I'm working on this problem and am having some difficulties.
I know something important to keep in mind is that (as an example)
$1110001111$ is just one bit string despite it having two individual substrings with at least 3 consecutive ones.
I know there are $2^{10} = 1024$ total possible bit strings of length $n = 10$. We want to find the number of bit strings that contain at least $3$ consecutive ones.
I start by first counting the number of bit strings that contain $3$ consecutive ones.
There are ${10}\choose{3}$ possible ways to insert three ones in this bit string of length $10$, but that isn't what we want, we want to count the number of ways to have three consecutive ones in a bit string of length $10$. And this is where I'm getting stuck.
To solve this problem, I started with trying by exhaustively listing out the total possible strings, but quickly started to run into some problems and thought there was a more efficient way to do it.
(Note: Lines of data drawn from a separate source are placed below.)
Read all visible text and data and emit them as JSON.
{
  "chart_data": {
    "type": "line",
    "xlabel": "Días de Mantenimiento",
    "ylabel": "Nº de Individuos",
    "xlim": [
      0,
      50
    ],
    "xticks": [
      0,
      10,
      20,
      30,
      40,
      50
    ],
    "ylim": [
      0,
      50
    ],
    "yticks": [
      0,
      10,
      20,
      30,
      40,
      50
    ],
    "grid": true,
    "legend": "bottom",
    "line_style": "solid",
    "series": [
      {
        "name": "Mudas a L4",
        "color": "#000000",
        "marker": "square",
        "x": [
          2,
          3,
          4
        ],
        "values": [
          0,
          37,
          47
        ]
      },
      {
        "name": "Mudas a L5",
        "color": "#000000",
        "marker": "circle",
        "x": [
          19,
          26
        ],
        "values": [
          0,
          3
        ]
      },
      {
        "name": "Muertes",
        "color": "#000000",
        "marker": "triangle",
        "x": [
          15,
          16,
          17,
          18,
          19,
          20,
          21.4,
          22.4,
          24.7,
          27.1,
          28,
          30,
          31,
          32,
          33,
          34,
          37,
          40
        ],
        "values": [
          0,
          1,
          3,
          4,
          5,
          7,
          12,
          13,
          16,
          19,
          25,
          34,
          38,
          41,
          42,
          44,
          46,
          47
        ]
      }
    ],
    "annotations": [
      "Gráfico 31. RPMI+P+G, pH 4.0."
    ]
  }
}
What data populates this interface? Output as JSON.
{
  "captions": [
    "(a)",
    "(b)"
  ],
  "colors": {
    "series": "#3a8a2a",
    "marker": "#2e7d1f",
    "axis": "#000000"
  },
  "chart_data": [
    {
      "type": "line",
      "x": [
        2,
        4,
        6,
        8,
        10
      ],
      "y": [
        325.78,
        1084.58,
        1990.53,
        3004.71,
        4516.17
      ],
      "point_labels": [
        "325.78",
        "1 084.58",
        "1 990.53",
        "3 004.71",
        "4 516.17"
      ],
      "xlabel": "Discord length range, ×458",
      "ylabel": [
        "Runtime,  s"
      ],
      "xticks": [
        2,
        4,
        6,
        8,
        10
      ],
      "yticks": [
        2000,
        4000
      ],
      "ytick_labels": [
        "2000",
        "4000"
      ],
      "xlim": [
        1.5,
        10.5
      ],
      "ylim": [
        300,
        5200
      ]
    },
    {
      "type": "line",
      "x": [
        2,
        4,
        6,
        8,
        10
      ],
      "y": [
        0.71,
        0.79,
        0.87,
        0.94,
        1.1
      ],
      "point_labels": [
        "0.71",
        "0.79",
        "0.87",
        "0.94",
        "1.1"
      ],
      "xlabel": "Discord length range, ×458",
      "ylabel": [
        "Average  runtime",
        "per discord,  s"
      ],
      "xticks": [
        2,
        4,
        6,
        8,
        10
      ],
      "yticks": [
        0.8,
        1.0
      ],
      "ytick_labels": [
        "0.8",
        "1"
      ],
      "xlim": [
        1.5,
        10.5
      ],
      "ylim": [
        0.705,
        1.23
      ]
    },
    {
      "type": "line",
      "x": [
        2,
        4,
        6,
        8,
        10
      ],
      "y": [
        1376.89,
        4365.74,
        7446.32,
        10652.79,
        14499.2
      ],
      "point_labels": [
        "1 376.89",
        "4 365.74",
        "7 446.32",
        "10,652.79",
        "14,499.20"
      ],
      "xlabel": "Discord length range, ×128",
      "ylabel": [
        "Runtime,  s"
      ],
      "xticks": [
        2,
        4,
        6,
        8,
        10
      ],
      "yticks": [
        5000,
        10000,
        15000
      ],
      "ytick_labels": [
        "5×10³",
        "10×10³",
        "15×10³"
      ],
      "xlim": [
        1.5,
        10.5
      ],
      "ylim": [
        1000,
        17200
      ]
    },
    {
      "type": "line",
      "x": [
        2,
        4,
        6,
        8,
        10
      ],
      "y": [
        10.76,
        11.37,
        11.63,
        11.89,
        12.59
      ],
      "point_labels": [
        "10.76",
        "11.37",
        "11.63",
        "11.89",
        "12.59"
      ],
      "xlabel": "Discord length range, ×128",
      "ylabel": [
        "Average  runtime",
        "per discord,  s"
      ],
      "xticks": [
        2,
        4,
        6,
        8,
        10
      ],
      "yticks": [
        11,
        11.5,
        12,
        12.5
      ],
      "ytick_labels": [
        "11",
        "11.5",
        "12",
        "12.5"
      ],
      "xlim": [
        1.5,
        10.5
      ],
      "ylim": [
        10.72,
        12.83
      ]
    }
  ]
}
So then I was thinking about using the inclusion-exclusion principle, where my sets would be something like "$A_{1}$ is the set containing three consecutive ones; $A_{2}$ is the set containing four consecutive ones,..., $A_{10}$ is the set containing $10$ consecutive ones" but then I realized this would be a truly ginormous computation and that there must still be a better way to go about solving it.
So my question, is how to I count the number of bit strings of length $n = 10$ where I have at least $3 \leq k \leq 10$ consecutive ones?